Meet David Shing. His title at AOL is “Digital Prophet.” And he is excited for what 2014 could mean for brands and people.
In a perverse way, this video epitomizes what marketing looks like in 2014: it’s deliberately awkward, aping the lo-fi production values of ’80s public-access television for cheap nostalgia. It’s carpeted in hypey buzzwords and technological hand-waving (wearable computing, the “quantified self,” “curated experiences”). And it is fundamentally an advertisement for AOL that is masquerading as agenda-free “content.”
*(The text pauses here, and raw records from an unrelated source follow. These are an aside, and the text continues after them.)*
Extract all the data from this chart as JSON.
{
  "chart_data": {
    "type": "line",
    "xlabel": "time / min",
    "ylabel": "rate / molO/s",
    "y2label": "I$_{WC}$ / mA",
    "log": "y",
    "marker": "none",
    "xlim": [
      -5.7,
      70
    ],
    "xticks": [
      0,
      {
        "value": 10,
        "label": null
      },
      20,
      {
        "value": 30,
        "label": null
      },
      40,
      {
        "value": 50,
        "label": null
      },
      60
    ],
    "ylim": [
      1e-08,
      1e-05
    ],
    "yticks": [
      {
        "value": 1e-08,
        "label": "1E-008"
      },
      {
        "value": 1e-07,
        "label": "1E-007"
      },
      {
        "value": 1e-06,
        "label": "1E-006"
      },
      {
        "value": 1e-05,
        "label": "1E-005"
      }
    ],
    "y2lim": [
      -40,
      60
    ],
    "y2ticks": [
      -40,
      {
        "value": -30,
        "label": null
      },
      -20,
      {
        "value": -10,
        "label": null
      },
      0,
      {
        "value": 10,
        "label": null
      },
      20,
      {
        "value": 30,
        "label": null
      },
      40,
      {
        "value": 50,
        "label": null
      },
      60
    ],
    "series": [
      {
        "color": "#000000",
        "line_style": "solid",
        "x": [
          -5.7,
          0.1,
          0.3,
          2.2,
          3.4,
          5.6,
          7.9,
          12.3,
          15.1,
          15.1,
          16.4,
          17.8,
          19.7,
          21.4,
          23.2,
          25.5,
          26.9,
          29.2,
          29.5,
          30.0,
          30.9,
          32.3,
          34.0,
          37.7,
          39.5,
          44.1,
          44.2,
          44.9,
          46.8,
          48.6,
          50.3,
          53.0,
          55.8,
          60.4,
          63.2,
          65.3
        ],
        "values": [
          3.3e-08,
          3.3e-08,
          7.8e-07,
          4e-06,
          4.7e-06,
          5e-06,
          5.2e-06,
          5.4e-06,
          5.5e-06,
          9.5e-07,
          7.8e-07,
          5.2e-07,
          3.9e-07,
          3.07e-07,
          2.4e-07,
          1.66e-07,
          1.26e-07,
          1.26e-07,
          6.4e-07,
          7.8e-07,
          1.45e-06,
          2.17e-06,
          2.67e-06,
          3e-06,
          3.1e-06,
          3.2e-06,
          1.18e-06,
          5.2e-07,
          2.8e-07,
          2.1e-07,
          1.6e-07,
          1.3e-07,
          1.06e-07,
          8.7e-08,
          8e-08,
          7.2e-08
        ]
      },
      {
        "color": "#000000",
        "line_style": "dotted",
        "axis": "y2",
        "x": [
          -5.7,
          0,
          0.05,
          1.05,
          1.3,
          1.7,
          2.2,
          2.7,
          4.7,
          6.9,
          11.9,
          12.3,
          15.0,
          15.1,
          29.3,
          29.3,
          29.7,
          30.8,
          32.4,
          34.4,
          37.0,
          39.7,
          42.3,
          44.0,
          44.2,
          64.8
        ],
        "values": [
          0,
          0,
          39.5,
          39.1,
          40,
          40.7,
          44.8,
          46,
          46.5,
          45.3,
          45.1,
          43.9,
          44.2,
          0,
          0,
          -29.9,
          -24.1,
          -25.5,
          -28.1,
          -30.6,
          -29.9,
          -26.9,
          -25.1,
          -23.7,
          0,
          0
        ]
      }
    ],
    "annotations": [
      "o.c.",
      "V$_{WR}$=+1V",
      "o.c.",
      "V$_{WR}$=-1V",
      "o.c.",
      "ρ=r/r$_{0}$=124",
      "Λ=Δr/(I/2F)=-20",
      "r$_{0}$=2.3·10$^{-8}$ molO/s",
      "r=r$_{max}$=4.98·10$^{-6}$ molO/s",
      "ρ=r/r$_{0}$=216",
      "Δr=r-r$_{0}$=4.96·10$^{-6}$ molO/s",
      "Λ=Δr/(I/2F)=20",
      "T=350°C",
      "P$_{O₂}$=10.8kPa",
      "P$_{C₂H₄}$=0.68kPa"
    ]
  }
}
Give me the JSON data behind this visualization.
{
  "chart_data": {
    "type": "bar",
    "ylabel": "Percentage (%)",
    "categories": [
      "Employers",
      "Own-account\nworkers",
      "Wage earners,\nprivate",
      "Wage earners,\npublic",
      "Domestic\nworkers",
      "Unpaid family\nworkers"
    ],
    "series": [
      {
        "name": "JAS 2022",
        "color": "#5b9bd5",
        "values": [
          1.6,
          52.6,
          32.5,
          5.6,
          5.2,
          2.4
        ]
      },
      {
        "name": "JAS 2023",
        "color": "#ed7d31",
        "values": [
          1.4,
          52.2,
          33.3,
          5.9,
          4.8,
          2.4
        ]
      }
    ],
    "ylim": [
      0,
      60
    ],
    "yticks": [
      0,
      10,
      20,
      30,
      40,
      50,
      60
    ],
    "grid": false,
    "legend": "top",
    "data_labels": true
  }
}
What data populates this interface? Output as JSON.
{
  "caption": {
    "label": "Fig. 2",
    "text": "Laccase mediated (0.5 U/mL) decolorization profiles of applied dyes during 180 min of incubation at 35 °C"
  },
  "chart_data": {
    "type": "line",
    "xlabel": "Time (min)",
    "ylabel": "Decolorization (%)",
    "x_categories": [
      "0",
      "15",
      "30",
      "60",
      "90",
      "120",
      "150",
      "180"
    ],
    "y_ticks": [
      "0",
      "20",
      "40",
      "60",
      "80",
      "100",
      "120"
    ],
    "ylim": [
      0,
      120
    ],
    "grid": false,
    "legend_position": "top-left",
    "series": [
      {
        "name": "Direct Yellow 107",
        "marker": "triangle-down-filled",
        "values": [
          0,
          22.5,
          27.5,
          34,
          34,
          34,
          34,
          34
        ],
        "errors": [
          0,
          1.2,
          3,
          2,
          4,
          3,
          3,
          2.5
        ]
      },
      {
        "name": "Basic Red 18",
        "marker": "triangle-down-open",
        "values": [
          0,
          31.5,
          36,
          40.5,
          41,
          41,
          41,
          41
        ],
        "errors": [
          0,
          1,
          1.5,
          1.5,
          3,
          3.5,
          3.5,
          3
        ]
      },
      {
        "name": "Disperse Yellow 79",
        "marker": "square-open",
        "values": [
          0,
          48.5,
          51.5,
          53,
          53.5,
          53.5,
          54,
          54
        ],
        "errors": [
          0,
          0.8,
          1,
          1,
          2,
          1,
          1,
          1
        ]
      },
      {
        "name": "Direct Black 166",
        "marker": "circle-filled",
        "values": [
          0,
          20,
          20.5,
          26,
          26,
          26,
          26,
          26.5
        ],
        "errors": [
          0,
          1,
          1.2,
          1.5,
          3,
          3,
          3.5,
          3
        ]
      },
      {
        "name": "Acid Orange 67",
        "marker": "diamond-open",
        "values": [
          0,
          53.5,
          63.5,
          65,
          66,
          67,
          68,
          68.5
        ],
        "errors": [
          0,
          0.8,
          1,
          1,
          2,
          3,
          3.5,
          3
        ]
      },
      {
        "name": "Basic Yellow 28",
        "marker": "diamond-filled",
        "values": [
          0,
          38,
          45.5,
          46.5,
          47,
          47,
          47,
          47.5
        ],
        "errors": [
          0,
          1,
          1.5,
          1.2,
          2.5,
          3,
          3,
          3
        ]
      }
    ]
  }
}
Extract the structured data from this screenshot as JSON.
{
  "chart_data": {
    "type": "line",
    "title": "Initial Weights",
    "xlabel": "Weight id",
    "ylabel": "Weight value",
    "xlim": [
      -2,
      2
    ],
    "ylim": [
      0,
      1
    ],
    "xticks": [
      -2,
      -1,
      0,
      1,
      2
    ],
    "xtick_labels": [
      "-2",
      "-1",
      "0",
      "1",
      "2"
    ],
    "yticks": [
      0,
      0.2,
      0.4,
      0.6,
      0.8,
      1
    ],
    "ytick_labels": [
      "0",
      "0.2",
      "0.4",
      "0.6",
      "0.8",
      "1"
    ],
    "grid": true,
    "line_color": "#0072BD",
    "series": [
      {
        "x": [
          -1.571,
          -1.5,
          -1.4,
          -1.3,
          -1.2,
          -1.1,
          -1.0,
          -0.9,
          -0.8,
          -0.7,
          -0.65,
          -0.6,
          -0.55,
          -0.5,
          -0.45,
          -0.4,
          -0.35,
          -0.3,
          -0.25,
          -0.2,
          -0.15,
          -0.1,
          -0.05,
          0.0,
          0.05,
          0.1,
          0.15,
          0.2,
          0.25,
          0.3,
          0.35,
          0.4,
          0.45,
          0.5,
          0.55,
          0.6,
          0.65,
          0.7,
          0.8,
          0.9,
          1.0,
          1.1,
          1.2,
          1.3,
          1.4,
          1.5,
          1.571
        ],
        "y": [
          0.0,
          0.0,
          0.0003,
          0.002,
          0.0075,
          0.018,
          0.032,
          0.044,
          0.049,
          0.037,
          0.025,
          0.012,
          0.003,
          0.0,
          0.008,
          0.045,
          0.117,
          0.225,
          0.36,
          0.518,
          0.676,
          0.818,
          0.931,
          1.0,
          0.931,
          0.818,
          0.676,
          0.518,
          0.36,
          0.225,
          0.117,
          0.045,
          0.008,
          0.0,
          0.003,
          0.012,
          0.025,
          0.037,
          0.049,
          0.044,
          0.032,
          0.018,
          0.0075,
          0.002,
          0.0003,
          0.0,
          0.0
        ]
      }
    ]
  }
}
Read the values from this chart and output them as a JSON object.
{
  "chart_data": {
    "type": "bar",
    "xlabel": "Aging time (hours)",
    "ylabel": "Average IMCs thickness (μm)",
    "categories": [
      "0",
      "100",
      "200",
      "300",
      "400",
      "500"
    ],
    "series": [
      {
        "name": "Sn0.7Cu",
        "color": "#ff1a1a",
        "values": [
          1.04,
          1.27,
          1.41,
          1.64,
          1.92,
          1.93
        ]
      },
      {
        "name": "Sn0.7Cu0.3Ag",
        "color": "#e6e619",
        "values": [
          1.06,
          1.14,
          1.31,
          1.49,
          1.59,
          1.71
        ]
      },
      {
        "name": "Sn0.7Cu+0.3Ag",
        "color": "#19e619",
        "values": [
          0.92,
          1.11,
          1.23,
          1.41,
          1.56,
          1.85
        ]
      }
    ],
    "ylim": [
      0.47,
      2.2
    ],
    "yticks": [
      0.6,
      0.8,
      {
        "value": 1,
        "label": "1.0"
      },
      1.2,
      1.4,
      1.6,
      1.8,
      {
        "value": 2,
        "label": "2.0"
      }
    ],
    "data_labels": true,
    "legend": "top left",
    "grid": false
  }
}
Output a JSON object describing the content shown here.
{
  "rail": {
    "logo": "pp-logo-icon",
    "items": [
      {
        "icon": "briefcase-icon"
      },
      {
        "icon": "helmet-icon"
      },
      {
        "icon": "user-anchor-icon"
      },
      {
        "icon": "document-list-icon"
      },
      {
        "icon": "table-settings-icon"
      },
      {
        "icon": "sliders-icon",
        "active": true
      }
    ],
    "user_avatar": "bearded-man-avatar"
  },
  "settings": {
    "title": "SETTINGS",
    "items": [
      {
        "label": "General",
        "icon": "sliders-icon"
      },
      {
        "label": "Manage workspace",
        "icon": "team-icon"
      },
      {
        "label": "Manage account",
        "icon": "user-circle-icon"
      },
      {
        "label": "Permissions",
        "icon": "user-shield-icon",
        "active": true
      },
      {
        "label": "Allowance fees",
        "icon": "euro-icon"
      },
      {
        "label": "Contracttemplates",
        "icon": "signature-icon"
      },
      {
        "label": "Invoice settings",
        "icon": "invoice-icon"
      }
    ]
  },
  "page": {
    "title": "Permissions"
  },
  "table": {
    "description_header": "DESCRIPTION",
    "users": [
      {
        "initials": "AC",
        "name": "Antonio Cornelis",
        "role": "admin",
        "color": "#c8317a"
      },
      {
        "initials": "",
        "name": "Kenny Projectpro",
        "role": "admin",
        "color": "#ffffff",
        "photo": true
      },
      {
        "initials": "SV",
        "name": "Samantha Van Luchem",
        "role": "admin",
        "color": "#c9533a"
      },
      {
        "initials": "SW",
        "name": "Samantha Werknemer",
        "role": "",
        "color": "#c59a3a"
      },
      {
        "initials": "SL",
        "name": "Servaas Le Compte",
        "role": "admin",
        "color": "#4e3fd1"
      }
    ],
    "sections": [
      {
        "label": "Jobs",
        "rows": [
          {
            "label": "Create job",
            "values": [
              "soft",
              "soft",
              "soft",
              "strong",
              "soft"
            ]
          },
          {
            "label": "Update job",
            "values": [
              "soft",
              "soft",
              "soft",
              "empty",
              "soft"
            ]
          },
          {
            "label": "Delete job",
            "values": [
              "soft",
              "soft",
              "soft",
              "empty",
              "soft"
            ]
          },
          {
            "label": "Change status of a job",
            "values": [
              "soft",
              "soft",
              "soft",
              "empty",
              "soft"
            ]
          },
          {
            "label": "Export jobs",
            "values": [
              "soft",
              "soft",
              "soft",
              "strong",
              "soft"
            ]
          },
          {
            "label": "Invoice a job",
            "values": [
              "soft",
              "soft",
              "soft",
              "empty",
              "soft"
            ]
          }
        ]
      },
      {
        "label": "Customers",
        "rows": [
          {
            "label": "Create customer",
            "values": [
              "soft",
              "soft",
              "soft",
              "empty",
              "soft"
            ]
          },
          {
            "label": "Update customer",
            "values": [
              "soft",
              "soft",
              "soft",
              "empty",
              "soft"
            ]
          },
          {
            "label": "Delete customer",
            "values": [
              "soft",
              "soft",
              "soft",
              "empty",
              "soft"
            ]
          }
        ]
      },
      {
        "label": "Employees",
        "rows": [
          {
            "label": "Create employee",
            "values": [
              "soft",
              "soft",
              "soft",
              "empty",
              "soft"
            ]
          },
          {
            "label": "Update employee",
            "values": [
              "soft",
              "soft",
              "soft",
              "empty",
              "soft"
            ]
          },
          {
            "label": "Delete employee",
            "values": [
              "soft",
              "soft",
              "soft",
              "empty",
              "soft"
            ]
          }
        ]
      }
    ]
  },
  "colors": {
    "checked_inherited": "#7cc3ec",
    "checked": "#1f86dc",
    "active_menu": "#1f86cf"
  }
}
Shing has been appearing in the press more and more recently, clearly sent out to build awareness for AOL’s advertising division. Lots of bloggers seem to love making fun of how he looks, with the Whitesnake hair-do and the black nail polish and the aggressively chunky eyewear and so on. I think they miss the point, which is that his strange personal style is precisely calculated to make us look twice, one of the hardest things to do in today’s media landscape. It’s particularly crucial in this case, because what Shing is actually saying in this video is incredibly banal—a boilerplate grab-bag of vague predictions you could have heard at any TED talk in any of the last five years.
So yes, there’s plenty to laugh at here, and lots of people are. But don’t forget that the strategy seems to be working: AOL’s most recent results showed a 23% increase in advertising revenue last quarter. The only thing worse than being talked about, as Oscar Wilde famously wrote, is not being talked about, and this is truer in the ad business than almost any other.